Alignment of rods and partition of integers

We study dynamical ordering of rods. In this process, rod alignment via pairwise interactions competes with diffusive wiggling. Under strong diffusion, the system is disordered, but at weak diffusion, the system is ordered. We present an exact steady-state solution for the nonlinear and nonlocal kinetic theory of this process. We find the Fourier transform as a function of the order parameter, and show that Fourier modes decay exponentially with the wave number. We also obtain the order parameter in terms of the diffusion constant.

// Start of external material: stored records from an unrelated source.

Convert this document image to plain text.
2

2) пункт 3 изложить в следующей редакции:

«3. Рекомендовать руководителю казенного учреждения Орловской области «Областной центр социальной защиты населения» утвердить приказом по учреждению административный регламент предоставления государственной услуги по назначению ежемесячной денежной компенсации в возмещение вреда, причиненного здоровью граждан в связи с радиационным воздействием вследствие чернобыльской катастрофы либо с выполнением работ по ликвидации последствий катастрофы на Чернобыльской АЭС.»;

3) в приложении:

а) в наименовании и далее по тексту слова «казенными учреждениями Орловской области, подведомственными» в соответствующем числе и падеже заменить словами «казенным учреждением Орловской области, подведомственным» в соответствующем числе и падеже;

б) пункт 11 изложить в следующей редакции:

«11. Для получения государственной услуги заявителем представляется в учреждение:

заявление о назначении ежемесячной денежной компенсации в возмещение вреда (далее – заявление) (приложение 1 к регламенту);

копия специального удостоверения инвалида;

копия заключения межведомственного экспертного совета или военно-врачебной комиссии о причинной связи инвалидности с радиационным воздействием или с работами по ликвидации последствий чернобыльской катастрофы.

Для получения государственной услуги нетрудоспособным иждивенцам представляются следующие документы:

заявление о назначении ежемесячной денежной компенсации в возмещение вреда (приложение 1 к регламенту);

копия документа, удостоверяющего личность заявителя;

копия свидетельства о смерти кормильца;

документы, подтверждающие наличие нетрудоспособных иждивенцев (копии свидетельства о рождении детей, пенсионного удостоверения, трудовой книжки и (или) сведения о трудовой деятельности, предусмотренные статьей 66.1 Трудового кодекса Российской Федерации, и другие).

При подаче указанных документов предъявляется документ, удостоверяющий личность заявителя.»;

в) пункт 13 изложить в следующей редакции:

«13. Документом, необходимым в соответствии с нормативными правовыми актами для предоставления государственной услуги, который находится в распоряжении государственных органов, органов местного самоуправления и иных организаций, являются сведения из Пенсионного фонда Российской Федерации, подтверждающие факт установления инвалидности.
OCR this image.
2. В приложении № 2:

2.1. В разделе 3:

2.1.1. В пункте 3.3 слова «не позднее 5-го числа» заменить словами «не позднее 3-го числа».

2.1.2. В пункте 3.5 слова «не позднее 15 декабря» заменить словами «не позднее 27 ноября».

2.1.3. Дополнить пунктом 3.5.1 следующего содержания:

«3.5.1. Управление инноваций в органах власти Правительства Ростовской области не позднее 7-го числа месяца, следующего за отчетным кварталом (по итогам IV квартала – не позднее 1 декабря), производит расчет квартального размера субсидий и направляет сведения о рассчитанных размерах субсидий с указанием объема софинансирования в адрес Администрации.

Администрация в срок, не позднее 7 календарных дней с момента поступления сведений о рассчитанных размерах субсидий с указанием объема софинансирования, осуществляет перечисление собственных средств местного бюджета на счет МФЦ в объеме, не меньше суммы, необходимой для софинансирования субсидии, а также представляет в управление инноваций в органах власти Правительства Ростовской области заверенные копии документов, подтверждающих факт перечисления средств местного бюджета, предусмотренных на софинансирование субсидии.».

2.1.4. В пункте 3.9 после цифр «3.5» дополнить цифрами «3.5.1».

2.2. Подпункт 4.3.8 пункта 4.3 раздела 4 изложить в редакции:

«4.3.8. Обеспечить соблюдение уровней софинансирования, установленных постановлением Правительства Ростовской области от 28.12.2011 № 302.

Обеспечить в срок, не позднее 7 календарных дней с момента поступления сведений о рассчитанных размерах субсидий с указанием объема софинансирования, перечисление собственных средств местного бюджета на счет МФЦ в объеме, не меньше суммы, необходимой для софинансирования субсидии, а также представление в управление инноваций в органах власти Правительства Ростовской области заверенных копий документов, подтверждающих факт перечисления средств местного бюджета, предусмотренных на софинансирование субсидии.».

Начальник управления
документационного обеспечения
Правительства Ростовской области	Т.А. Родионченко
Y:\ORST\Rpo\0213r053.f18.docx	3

This solution is obtained using iterated partitions of the integer numbers.

Figure 1

Illustrating of the alignment process.

Figure 2

The iterated integer partitions. Illustrated is the partition corresponding to $p_{3,1}=2G_{-1,4}{G}_{2,2}{G}_{1,1}^2$. Each partition $k=i+j$ with $i\ne 0$ and $j\ne 0$ generates a factor $G_{i,j}$. The factor 2 accounts for the two equivalent partitions.

Figure 3

(Color online) The order parameter versus the diffusion coefficient. The order parameter was obtained by solving polynomials of increasing order.

Figure 4

(Color online) The angular distribution for various values of $D$. The angle distribution was obtained from the first 15 Fourier modes.